Graph Coloring & Planarity
Graph Coloring & Planarity
A proper $k$-coloring assigns colors $\{1,\ldots,k\}$ to vertices such that adjacent vertices get different colors. The chromatic number $\chi(G)$ is the minimum $k$. Graph coloring models scheduling, register allocation, and map coloring. The Four Color Theorem (proved by computer in 1976) states $\chi(G)\leq 4$ for every planar graph. A graph is planar iff it contains no $K_5$ or $K_{3,3}$ minor (Kuratowski's theorem).
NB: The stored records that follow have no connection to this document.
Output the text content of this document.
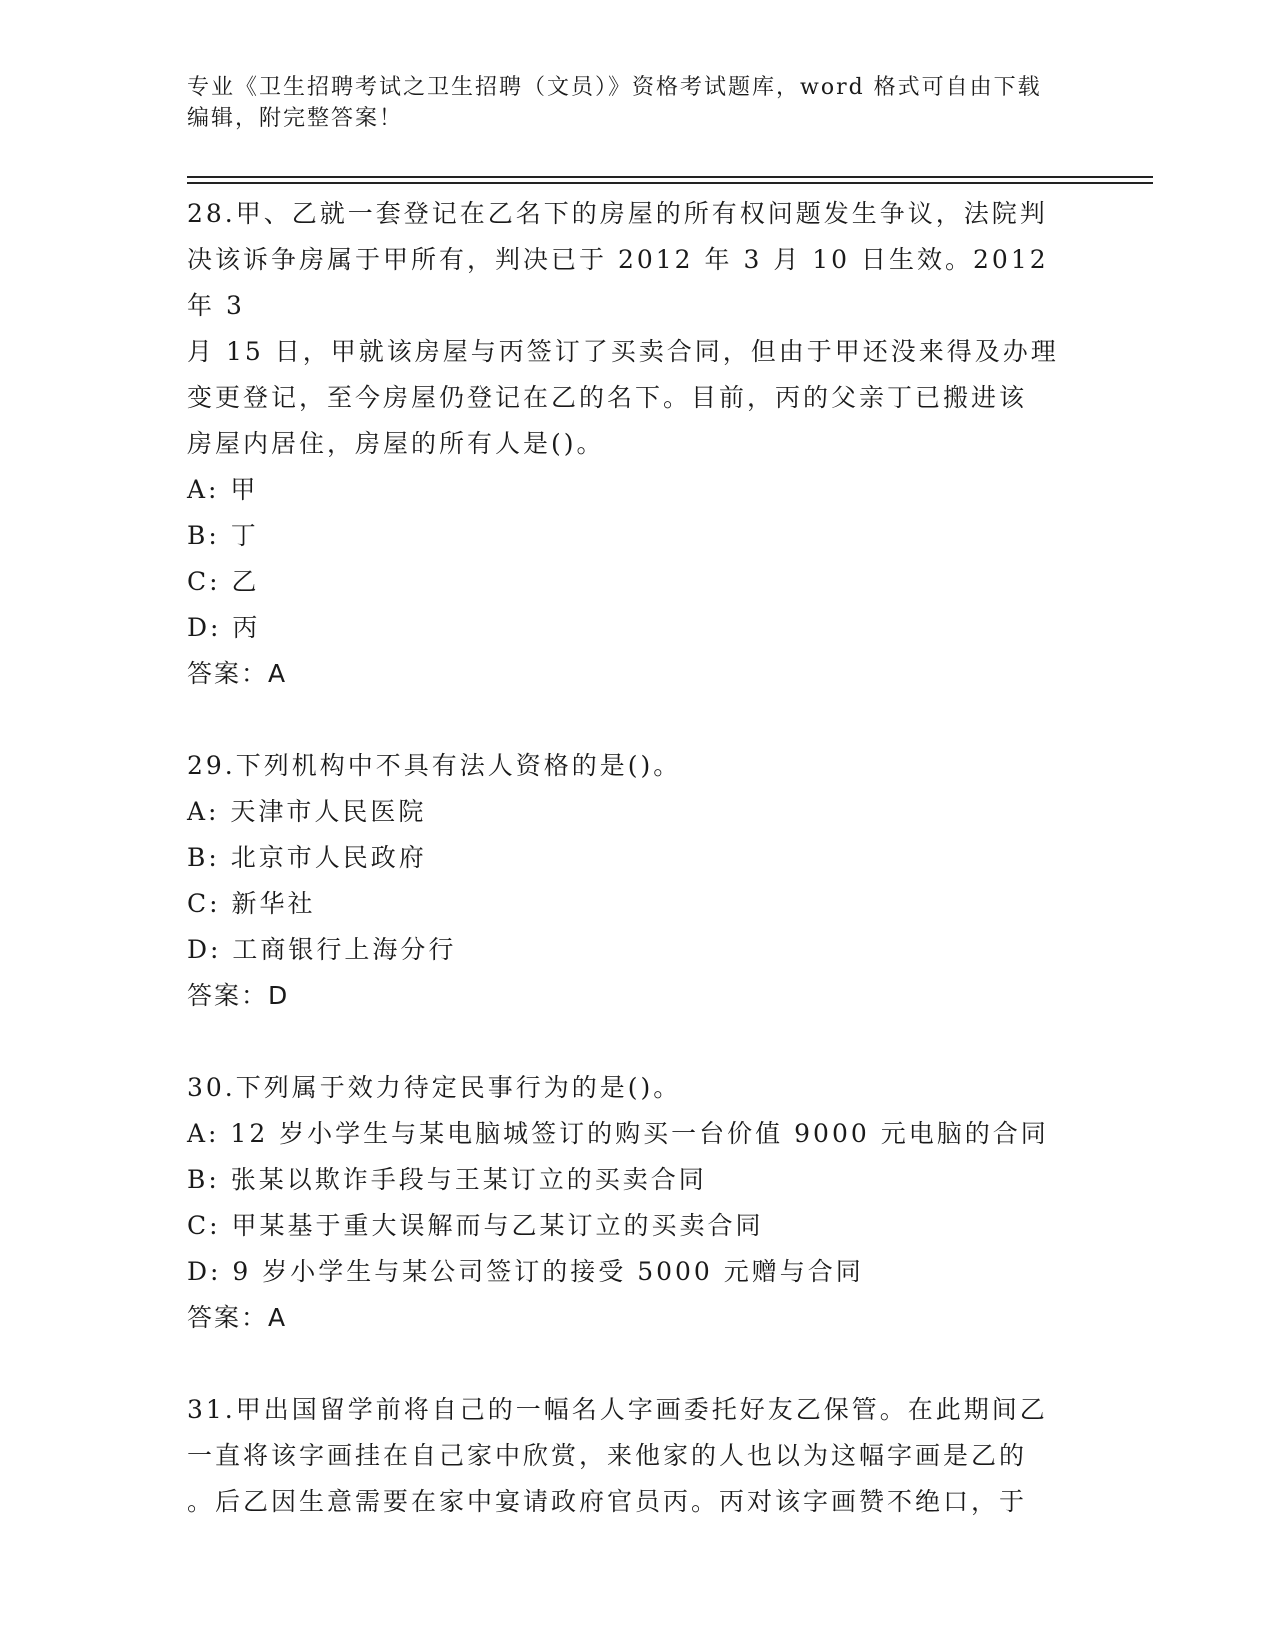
专业《卫生招聘考试之卫生招聘（文员）》资格考试题库，word 格式可自由下载
编辑，附完整答案！
28.甲、乙就一套登记在乙名下的房屋的所有权问题发生争议，法院判
决该诉争房属于甲所有，判决已于 2012 年 3 月 10 日生效。2012 年 3
月 15 日，甲就该房屋与丙签订了买卖合同，但由于甲还没来得及办理
变更登记，至今房屋仍登记在乙的名下。目前，丙的父亲丁已搬进该
房屋内居住，房屋的所有人是()。
A: 甲
B: 丁
C: 乙
D: 丙
答案：A
29.下列机构中不具有法人资格的是()。
A: 天津市人民医院
B: 北京市人民政府
C: 新华社
D: 工商银行上海分行
答案：D
30.下列属于效力待定民事行为的是()。
A: 12 岁小学生与某电脑城签订的购买一台价值 9000 元电脑的合同
B: 张某以欺诈手段与王某订立的买卖合同
C: 甲某基于重大误解而与乙某订立的买卖合同
D: 9 岁小学生与某公司签订的接受 5000 元赠与合同
答案：A
31.甲出国留学前将自己的一幅名人字画委托好友乙保管。在此期间乙
一直将该字画挂在自己家中欣赏，来他家的人也以为这幅字画是乙的
。后乙因生意需要在家中宴请政府官员丙。丙对该字画赞不绝口，于
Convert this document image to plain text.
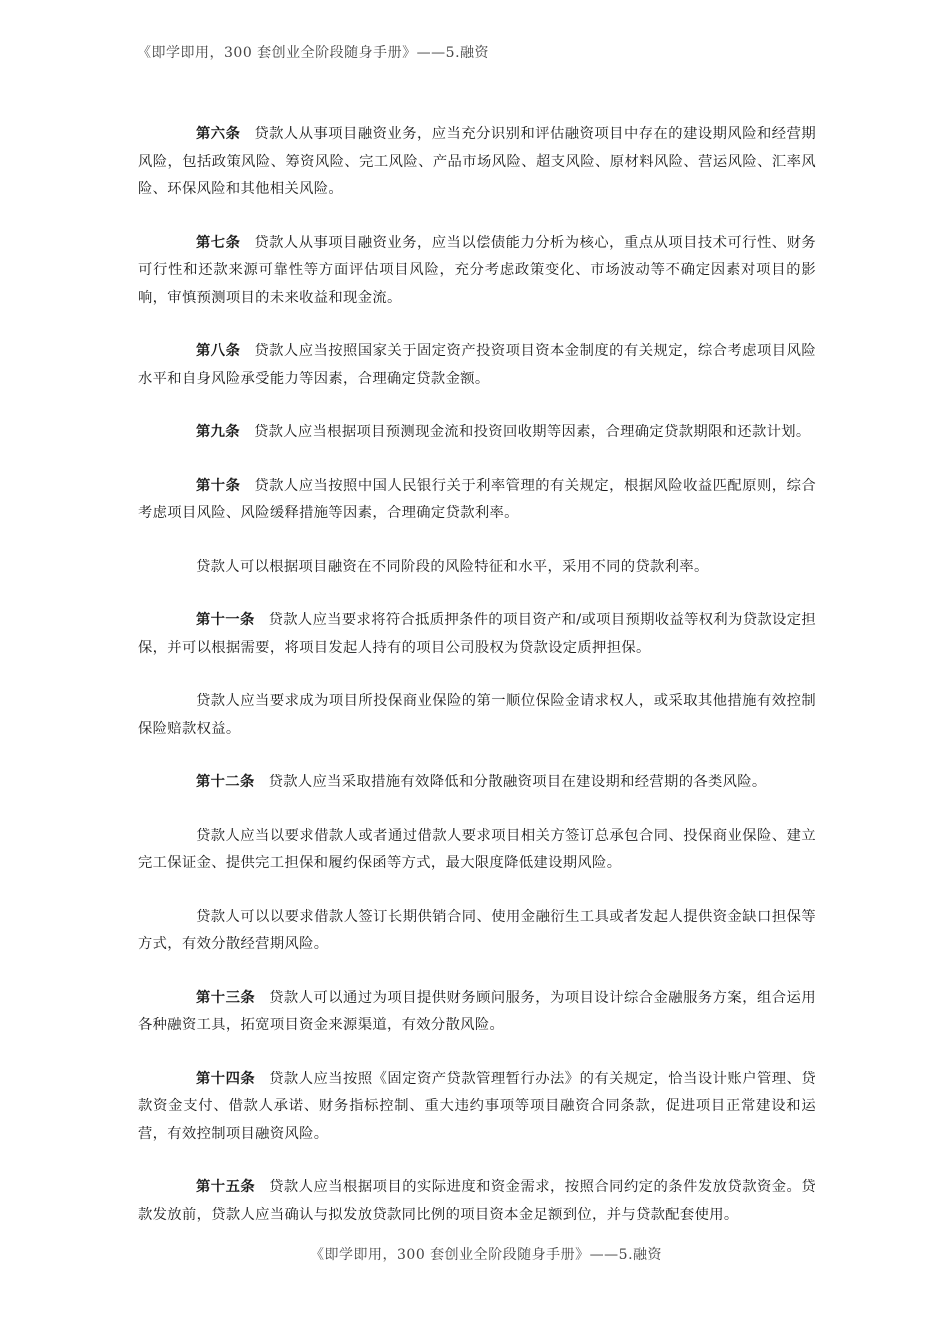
《即学即用，300 套创业全阶段随身手册》——5.融资

第六条 贷款人从事项目融资业务，应当充分识别和评估融资项目中存在的建设期风险和经营期风险，包括政策风险、筹资风险、完工风险、产品市场风险、超支风险、原材料风险、营运风险、汇率风险、环保风险和其他相关风险。

第七条 贷款人从事项目融资业务，应当以偿债能力分析为核心，重点从项目技术可行性、财务可行性和还款来源可靠性等方面评估项目风险，充分考虑政策变化、市场波动等不确定因素对项目的影响，审慎预测项目的未来收益和现金流。

第八条 贷款人应当按照国家关于固定资产投资项目资本金制度的有关规定，综合考虑项目风险水平和自身风险承受能力等因素，合理确定贷款金额。

第九条 贷款人应当根据项目预测现金流和投资回收期等因素，合理确定贷款期限和还款计划。

第十条 贷款人应当按照中国人民银行关于利率管理的有关规定，根据风险收益匹配原则，综合考虑项目风险、风险缓释措施等因素，合理确定贷款利率。

贷款人可以根据项目融资在不同阶段的风险特征和水平，采用不同的贷款利率。

第十一条 贷款人应当要求将符合抵质押条件的项目资产和/或项目预期收益等权利为贷款设定担保，并可以根据需要，将项目发起人持有的项目公司股权为贷款设定质押担保。

贷款人应当要求成为项目所投保商业保险的第一顺位保险金请求权人，或采取其他措施有效控制保险赔款权益。

第十二条 贷款人应当采取措施有效降低和分散融资项目在建设期和经营期的各类风险。

贷款人应当以要求借款人或者通过借款人要求项目相关方签订总承包合同、投保商业保险、建立完工保证金、提供完工担保和履约保函等方式，最大限度降低建设期风险。

贷款人可以以要求借款人签订长期供销合同、使用金融衍生工具或者发起人提供资金缺口担保等方式，有效分散经营期风险。

第十三条 贷款人可以通过为项目提供财务顾问服务，为项目设计综合金融服务方案，组合运用各种融资工具，拓宽项目资金来源渠道，有效分散风险。

第十四条 贷款人应当按照《固定资产贷款管理暂行办法》的有关规定，恰当设计账户管理、贷款资金支付、借款人承诺、财务指标控制、重大违约事项等项目融资合同条款，促进项目正常建设和运营，有效控制项目融资风险。

第十五条 贷款人应当根据项目的实际进度和资金需求，按照合同约定的条件发放贷款资金。贷款发放前，贷款人应当确认与拟发放贷款同比例的项目资本金足额到位，并与贷款配套使用。

《即学即用，300 套创业全阶段随身手册》——5.融资
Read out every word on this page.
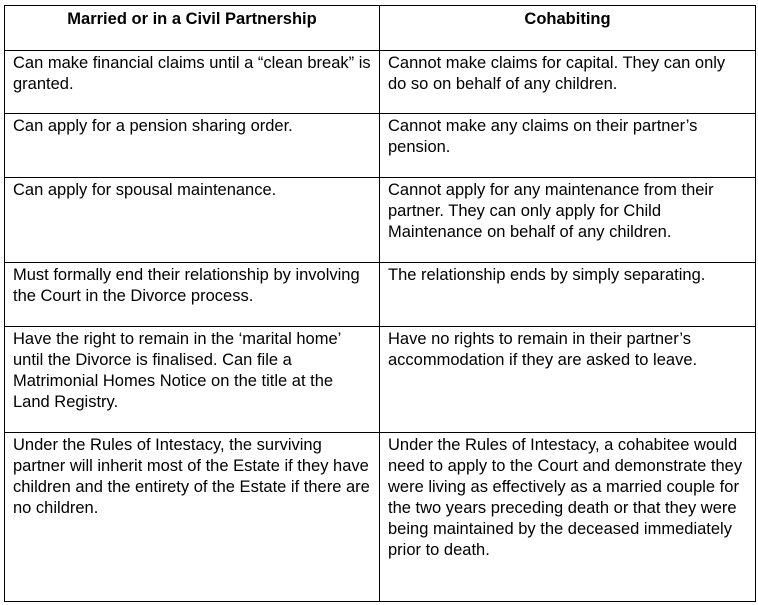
Married or in a Civil Partnership	Cohabiting
Can make financial claims until a “clean break” is granted.	Cannot make claims for capital. They can only do so on behalf of any children.
Can apply for a pension sharing order.	Cannot make any claims on their partner’s pension.
Can apply for spousal maintenance.	Cannot apply for any maintenance from their partner. They can only apply for Child Maintenance on behalf of any children.
Must formally end their relationship by involving the Court in the Divorce process.	The relationship ends by simply separating.
Have the right to remain in the ‘marital home’ until the Divorce is finalised. Can file a Matrimonial Homes Notice on the title at the Land Registry.	Have no rights to remain in their partner’s accommodation if they are asked to leave.
Under the Rules of Intestacy, the surviving partner will inherit most of the Estate if they have children and the entirety of the Estate if there are no children.	Under the Rules of Intestacy, a cohabitee would need to apply to the Court and demonstrate they were living as effectively as a married couple for the two years preceding death or that they were being maintained by the deceased immediately prior to death.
Chromatic Number & Coloring Bounds
$\chi(G)\geq\omega(G)$ (clique number: largest complete subgraph). For bipartite graphs: $\chi=2$ (iff no odd cycles). Upper bounds: $\chi(G)\leq\Delta(G)+1$ (greedy coloring, $\Delta=$ max degree; Brooks' theorem: equality iff $G=K_n$ or odd cycle). The chromatic polynomial $P(G,k)$ counts proper $k$-colorings; $P(K_n,k)=k(k-1)\cdots(k-n+1)$; $P(C_n,k)=(k-1)^n+(-1)^n(k-1)$.
Kuratowski's Theorem & Euler's Formula
A graph is planar iff it has no subdivision of $K_5$ or $K_{3,3}$ as a subgraph (Kuratowski, 1930). For a connected planar graph: $v-e+f=2$ (Euler's formula, $f=$ faces including outer). Consequence: $e\leq 3v-6$ (since each face $\geq 3$ edges, $2e\geq 3f$, combined with Euler). $K_5$: $e=10>3(5)-6=9$; $K_{3,3}$: $e=9>2(6)-4=8$ (bipartite, each face $\geq 4$ edges). Both non-planar.
Example 1
Determine $\chi(C_7)$ and $\chi(K_{3,3})$.
Solution: $C_7$: odd cycle (7 vertices). Need $\chi\geq 2$ (not bipartite, no 2-coloring). Need $\chi\leq 3$: color alternately $1,2,1,2,1,2,1$; last vertex adjacent to first (color 1) and previous (color 2), needs color 3. So $\chi(C_7)=3$. $K_{3,3}$: bipartite (parts $\{1,3,5\}$ and $\{2,4,6\}$); 2-color the parts: $\chi(K_{3,3})=2$.
Example 2
Prove $K_5$ is non-planar using Euler's formula.
Solution: Suppose $K_5$ is planar. $v=5$, $e=10$. Euler: $v-e+f=2$, so $f=2-5+10=7$. Each face is bounded by $\geq 3$ edges; each edge borders 2 faces: $2e\geq 3f$, i.e., $20\geq 21$. Contradiction. So $K_5$ is non-planar.
Practice
- Prove the Five Color Theorem: every planar graph is 5-colorable.
- Compute $\chi(G)$ for the Petersen graph and show it equals 3.
- Use the deletion-contraction formula to compute $P(K_3,k)=(k)(k-1)(k-2)$.
- Show that $\chi(G)\cdot\chi(\bar{G})\geq n$ where $\bar{G}$ is the complement of $G$.
Show Answer Key
1. By Euler's formula ($v-e+f=2$) and $e\le3v-6$ for planar graphs: $\delta(G)\le5$ (some vertex has degree $\le5$). Induct: remove $v$ with $\deg\le5$, 5-color $G-v$, and reinsert $v$. At most 5 neighbors use at most 5 colors. If only 4 colors used among neighbors, assign the 5th. If all 5 used, a Kempe-chain argument frees a color.
2. The Petersen graph has girth 5 (no 3- or 4-cycles), so $\chi\ge3$. A valid 3-coloring exists (verified by construction or noting it's vertex-transitive with independence number 4). So $\chi=3$.
3. $P(K_3,k)$: vertex 1 gets $k$ colors, vertex 2 gets $k-1$ (not 1's color), vertex 3 gets $k-2$ (not 1's or 2's). $P(K_3,k)=k(k-1)(k-2)$.
4. In any proper coloring of $G$, each color class is independent. $\alpha(G)\ge n/\chi(G)$, so $\chi(G)\ge n/\alpha(G)$. Similarly $\chi(\bar{G})\ge n/\alpha(\bar{G})$. Since $\alpha(G)\cdot\alpha(\bar{G})\le n$ (a clique in $\bar{G}$ is independent in $G$), multiplying gives $\chi(G)\chi(\bar{G})\ge n$.